The Australian Maritime Safety Authority (AMSA), and indeed all government agencies, their stakeholders and the public at large, saw unprecedented challenges in 2019–20.
Bushfires ravaged Australia over summer, destroying homes and businesses, disrupting travel and necessitating large scale, sometimes maritime, emergency evacuations. AMSA was able to assist in response actions, and continued its regulatory actions without significant disruption. Thankfully, damage to Australia’s aids to navigation network was minimal.
The COVID-19 pandemic saw a fundamental change to the way we live and work. Social distancing, lock downs, border closures (and the associated impacts on international crew repatriation), health and safety considerations for seafarers, coastal pilots and ship inspectors, had to be managed while maintaining our focus on safety.

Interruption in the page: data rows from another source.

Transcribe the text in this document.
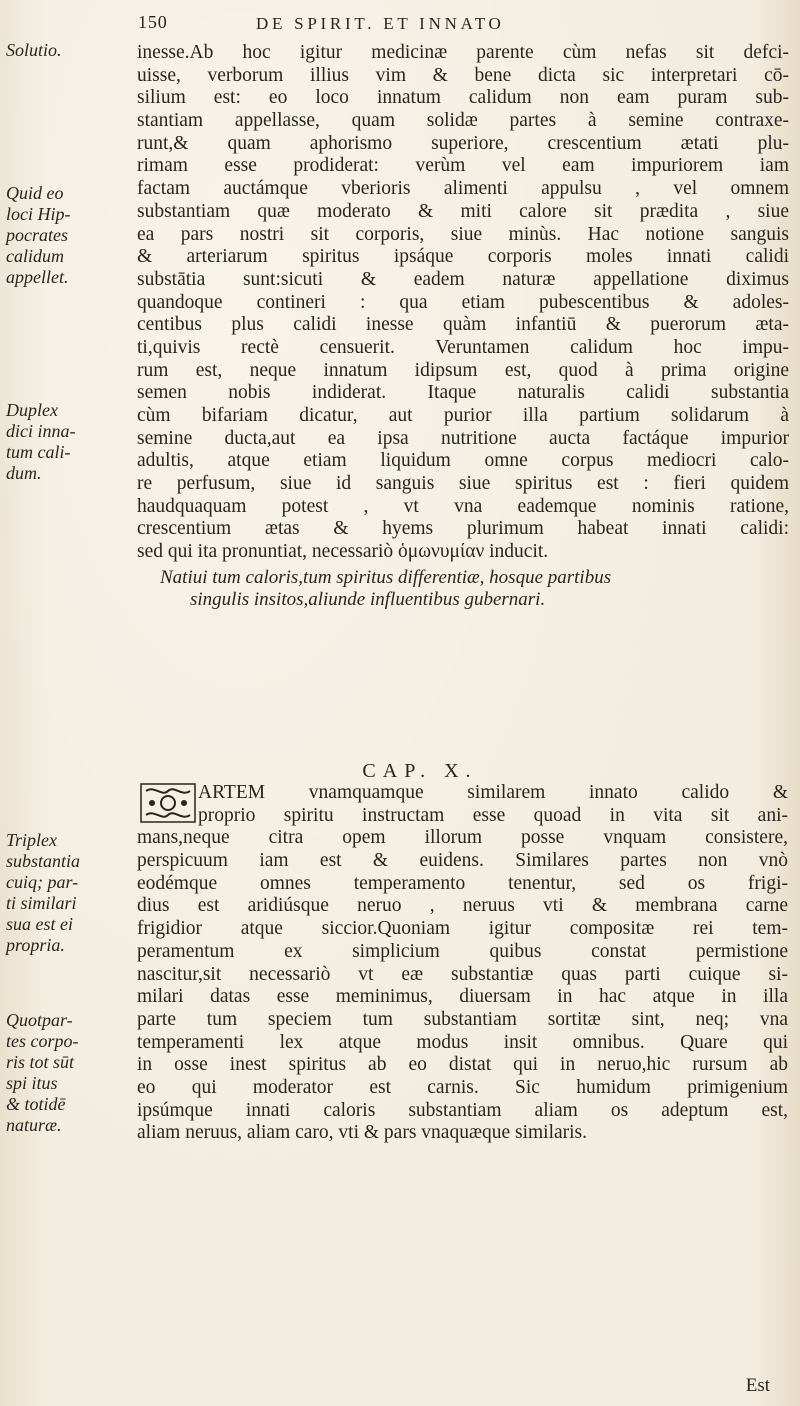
150	DE SPIRIT. ET INNATO
Solutio.
Quid eo
loci Hip-
pocrates
calidum
appellet.
Duplex
dici inna-
tum cali-
dum.
Triplex
substantia
cuiq; par-
ti similari
sua est ei
propria.
Quotpar-
tes corpo-
ris tot sūt
spi itus
& totidē
naturæ.
inesse.Ab hoc igitur medicinæ parente cùm nefas sit defci-
uisse, verborum illius vim & bene dicta sic interpretari cō-
silium est: eo loco innatum calidum non eam puram sub-
stantiam appellasse, quam solidæ partes à semine contraxe-
runt,& quam aphorismo superiore, crescentium ætati plu-
rimam esse prodiderat: verùm vel eam impuriorem iam
factam auctámque vberioris alimenti appulsu , vel omnem
substantiam quæ moderato & miti calore sit prædita , siue
ea pars nostri sit corporis, siue minùs. Hac notione sanguis
& arteriarum spiritus ipsáque corporis moles innati calidi
substātia sunt:sicuti & eadem naturæ appellatione diximus
quandoque contineri : qua etiam pubescentibus & adoles-
centibus plus calidi inesse quàm infantiū & puerorum æta-
ti,quivis rectè censuerit. Veruntamen calidum hoc impu-
rum est, neque innatum idipsum est, quod à prima origine
semen nobis indiderat. Itaque naturalis calidi substantia
cùm bifariam dicatur, aut purior illa partium solidarum à
semine ducta,aut ea ipsa nutritione aucta factáque impurior
adultis, atque etiam liquidum omne corpus mediocri calo-
re perfusum, siue id sanguis siue spiritus est : fieri quidem
haudquaquam potest , vt vna eademque nominis ratione,
crescentium ætas & hyems plurimum habeat innati calidi:
sed qui ita pronuntiat, necessariò ὁμωνυμίαν inducit.
Natiui tum caloris,tum spiritus differentiæ, hosque partibus
singulis insitos,aliunde influentibus gubernari.
CAP. X.
ARTEM vnamquamque similarem innato calido &
proprio spiritu instructam esse quoad in vita sit ani-
mans,neque citra opem illorum posse vnquam consistere,
perspicuum iam est & euidens. Similares partes non vnò
eodémque omnes temperamento tenentur, sed os frigi-
dius est aridiúsque neruo , neruus vti & membrana carne
frigidior atque siccior.Quoniam igitur compositæ rei tem-
peramentum ex simplicium quibus constat permistione
nascitur,sit necessariò vt eæ substantiæ quas parti cuique si-
milari datas esse meminimus, diuersam in hac atque in illa
parte tum speciem tum substantiam sortitæ sint, neq; vna
temperamenti lex atque modus insit omnibus. Quare qui
in osse inest spiritus ab eo distat qui in neruo,hic rursum ab
eo qui moderator est carnis. Sic humidum primigenium
ipsúmque innati caloris substantiam aliam os adeptum est,
aliam neruus, aliam caro, vti & pars vnaquæque similaris.
Est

Our attendance and influence at international fora was tackled via teleconference and telephone. Our offices closed to the public as we looked for ways to deliver services remotely, and a significant proportion of AMSA staff worked from home. Despite the disruption, AMSA continued to deliver on our priorities (see Snapshot summary - Qualitative).
At the time of writing it is unclear how long the impacts of the pandemic will continue to be felt, and indeed what the ‘new normal’ may look like. AMSA continues to look for ways that we can deliver our core business of safe and clean seas, saving lives in this fluid, uncertain environment. In my foreword in last years’ report I thanked the CEO and his executive team for the leadership that they had shown through changing and challenging times. Little did I know that the challenges would be compounded by a global pandemic! On behalf of the Board, I would like to thank the entire AMSA team for their continued professionalism and resilience.